Redundancy in web-scaled information extraction: probabilistic model and experimental results

  • Authors:
  • Oren Etzioni;Douglas C. Downey

  • Affiliations:
  • University of Washington;University of Washington

  • Venue:
  • Redundancy in web-scaled information extraction: probabilistic model and experimental results
  • Year:
  • 2008

Quantified Score

Hi-index 0.00

Visualization

Abstract

Information Extraction (IE) is the task of automatically extracting knowledge from text. The massive body of text now available on the World Wide Web presents an unprecedented opportunity for IE. IE systems promise to encode vast quantities of Web content into machine-processable knowledge bases, presenting a new approach to a fundamental challenge for artificial intelligence: the automatic acquisition of massive bodies of knowledge. Such knowledge bases would dramatically extend the capabilities of Web applications. Future Web search engines, for example, could query the knowledge bases to answer complicated questions that require synthesizing information across multiple Web pages. However, IE on the Web is challenging due to the enormous variety of distinct concepts expressed.

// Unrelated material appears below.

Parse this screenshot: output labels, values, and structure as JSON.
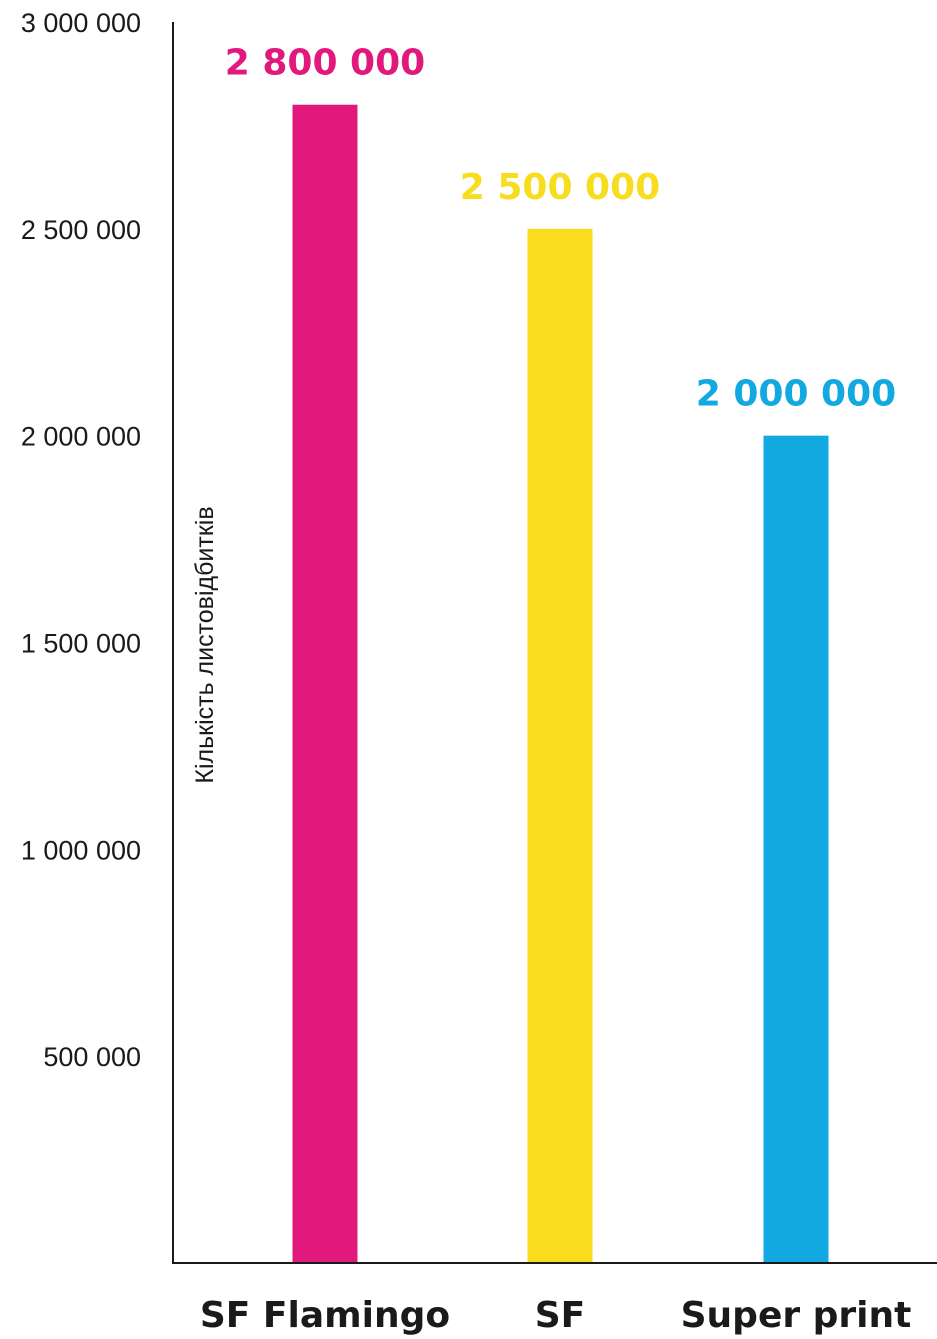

All extraction techniques make errors, and the standard error-detection strategy used in previous, small-corpus extraction systems hand-labeling examples of each concept to be extracted, then training a classifier using the labeled examples—is intractable on the Web. How can we automatically identify correct extractions for arbitrary target concepts, without hand-labeled examples? This thesis shows how IE on the Web is made possible through the KnowItAll hypothesis, which states that extractions that occur more frequently in distinct sentences in a corpus are more likely to be correct. The KnowItAll hypothesis holds on the Web, and can be used to identify many correct extractions because the Web is highly redundant: individual facts are often repeated many times, and in many different ways. In this thesis, we show that a probabilistic model of the KnowItAll hypothesis, coupled with the redundancy of the Web, can power effective IE for arbitrary target concepts without hand-labeled data. In experiments with IE on the Web, we show that the probabilities produced by our model are 15 times better, on average, when compared with techniques from previous work. We also prove formally that under the assumptions of the model, "Probably Approximately Correct" IE can be attained from only unlabeled data.